Biography
Dr. Andrea Wallace is an Associate Professor and Chair of the Health Systems and Community Based Care Division at the University of Utah College of Nursing. She received her clinical doctorate (ND) as well as her PhD from the University of Colorado Denver College of Nursing, where she received NIH pre-doctoral funding to examine differences in health services access for children with severe asthma. Dr. Wallace then participated in an NIH and AHRQ funded post-doctoral fellowship in Health Care Costs, Quality, and Outcomes at the University of North Carolina at Chapel Hill where she also delivered direct care to patients as an APRN-Clinical Nurse Specialist in the UNC Division of Internal Medicine’s Center for Excellence in Chronic Illness Care.

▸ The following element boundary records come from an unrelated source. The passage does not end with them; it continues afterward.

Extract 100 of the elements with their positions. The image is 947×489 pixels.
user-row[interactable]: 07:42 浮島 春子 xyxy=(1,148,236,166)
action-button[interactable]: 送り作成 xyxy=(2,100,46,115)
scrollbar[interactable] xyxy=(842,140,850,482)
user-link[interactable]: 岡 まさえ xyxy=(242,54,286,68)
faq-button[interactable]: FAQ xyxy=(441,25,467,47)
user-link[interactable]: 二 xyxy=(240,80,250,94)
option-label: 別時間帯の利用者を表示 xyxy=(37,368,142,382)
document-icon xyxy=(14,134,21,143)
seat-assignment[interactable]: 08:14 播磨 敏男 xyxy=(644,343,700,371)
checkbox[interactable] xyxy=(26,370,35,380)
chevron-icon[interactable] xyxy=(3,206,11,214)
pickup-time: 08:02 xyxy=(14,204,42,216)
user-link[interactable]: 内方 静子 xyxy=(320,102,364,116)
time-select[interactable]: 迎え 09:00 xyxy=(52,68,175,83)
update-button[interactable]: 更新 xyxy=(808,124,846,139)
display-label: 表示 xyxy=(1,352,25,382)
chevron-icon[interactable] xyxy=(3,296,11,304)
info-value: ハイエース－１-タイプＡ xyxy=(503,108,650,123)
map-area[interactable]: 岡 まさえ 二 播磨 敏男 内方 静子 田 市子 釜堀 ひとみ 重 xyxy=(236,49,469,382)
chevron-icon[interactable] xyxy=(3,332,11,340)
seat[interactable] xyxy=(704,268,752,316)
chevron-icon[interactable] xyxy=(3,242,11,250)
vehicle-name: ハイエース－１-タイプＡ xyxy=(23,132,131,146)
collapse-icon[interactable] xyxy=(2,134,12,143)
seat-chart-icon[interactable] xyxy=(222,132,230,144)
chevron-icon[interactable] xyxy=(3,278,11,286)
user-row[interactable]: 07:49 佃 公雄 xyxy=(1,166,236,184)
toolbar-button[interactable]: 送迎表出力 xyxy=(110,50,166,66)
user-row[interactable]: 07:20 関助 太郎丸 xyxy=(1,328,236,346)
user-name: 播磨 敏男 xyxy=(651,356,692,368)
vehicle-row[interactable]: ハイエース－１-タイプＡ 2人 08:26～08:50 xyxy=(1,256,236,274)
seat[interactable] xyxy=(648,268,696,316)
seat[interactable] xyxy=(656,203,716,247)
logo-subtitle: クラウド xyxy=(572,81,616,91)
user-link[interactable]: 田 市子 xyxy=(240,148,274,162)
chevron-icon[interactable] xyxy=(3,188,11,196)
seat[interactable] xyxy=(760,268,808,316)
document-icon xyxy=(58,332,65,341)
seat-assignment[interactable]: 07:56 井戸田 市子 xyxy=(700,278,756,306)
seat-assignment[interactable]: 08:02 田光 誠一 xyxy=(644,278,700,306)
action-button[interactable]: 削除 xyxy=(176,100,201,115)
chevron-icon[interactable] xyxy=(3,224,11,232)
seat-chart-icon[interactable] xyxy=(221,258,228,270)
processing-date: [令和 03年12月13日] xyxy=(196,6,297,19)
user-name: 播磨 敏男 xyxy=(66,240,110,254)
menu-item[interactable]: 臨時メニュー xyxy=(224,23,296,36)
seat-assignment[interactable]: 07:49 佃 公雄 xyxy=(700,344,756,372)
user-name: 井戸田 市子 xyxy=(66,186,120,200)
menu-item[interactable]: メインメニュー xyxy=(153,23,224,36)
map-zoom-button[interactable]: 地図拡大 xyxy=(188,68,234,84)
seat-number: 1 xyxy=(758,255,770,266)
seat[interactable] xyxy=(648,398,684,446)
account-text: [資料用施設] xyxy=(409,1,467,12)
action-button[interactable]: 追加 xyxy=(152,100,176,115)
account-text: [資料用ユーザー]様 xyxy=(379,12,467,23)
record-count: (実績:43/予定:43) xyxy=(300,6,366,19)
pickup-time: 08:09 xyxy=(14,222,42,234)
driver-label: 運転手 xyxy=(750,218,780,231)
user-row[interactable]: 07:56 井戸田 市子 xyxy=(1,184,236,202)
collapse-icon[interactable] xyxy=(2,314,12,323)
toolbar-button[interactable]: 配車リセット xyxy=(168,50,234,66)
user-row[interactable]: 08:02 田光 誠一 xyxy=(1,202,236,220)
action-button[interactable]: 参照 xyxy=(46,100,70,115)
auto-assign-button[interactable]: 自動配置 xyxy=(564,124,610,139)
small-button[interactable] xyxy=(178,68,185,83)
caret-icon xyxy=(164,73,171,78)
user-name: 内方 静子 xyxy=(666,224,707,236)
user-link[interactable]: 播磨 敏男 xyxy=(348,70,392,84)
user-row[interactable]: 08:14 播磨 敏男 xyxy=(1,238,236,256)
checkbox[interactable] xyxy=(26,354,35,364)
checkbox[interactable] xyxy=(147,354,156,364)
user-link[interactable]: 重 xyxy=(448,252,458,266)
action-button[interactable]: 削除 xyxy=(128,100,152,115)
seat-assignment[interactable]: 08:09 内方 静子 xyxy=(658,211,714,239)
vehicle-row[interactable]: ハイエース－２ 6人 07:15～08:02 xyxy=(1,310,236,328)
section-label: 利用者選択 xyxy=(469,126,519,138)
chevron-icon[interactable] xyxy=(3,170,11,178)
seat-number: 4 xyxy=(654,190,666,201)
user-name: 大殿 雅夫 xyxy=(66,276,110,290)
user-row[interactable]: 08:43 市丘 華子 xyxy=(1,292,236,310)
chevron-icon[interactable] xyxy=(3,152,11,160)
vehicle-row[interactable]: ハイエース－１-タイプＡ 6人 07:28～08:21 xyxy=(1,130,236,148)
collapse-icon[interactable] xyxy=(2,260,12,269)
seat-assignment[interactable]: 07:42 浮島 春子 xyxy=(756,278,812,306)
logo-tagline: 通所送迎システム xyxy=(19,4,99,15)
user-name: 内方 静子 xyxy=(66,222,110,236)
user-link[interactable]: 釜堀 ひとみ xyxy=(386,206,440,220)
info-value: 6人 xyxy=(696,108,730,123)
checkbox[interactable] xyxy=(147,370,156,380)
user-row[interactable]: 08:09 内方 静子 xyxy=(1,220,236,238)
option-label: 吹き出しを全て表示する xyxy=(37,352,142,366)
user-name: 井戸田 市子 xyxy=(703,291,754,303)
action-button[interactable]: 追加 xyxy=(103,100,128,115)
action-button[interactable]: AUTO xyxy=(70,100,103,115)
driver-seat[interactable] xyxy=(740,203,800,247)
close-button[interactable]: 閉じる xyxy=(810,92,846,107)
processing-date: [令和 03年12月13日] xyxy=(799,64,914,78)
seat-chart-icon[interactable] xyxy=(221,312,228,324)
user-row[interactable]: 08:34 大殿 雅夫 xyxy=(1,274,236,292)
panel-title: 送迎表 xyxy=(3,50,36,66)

A primary objective of Dr. Wallace’s research is to design high quality chronic health care service interventions aimed at narrowing gaps in clinical outcomes while simultaneously understanding how these interventions can be feasibly administered during routine service delivery (e.g., without research resources) where they can benefit a range of patient populations. She has participated in the development, conduct, and publication of research studies focusing on the quality of chronic disease care (asthma, diabetes, depression, chronic back pain) in community, primary care, and acute care settings and, with a multidisciplinary team, has developed a widely disseminated a low literacy diabetes intervention. She has successfully partnered with clinicians to develop means of feasibly and effectively incorporating a self-management intervention in community (vs academic) primary care practice settings serving vulnerable patient populations, as well as with clinicians in the VA Medical System to better understand the discharge experiences of rural veterans. Most recently, Dr. Wallace 's AHRQ- and NIH-funded research program has focused on how to best account for patients’ social determinants of health during routine inpatient and ED discharge planning and in risk modeling. As a consequence of her methodological interest in how to best implement research into clinical settings, Dr. Wallace was appointed to the NIH workgroup on implementation methodology. She regularly serves on scientific review panels for the NIH, AHRQ, and PCORI.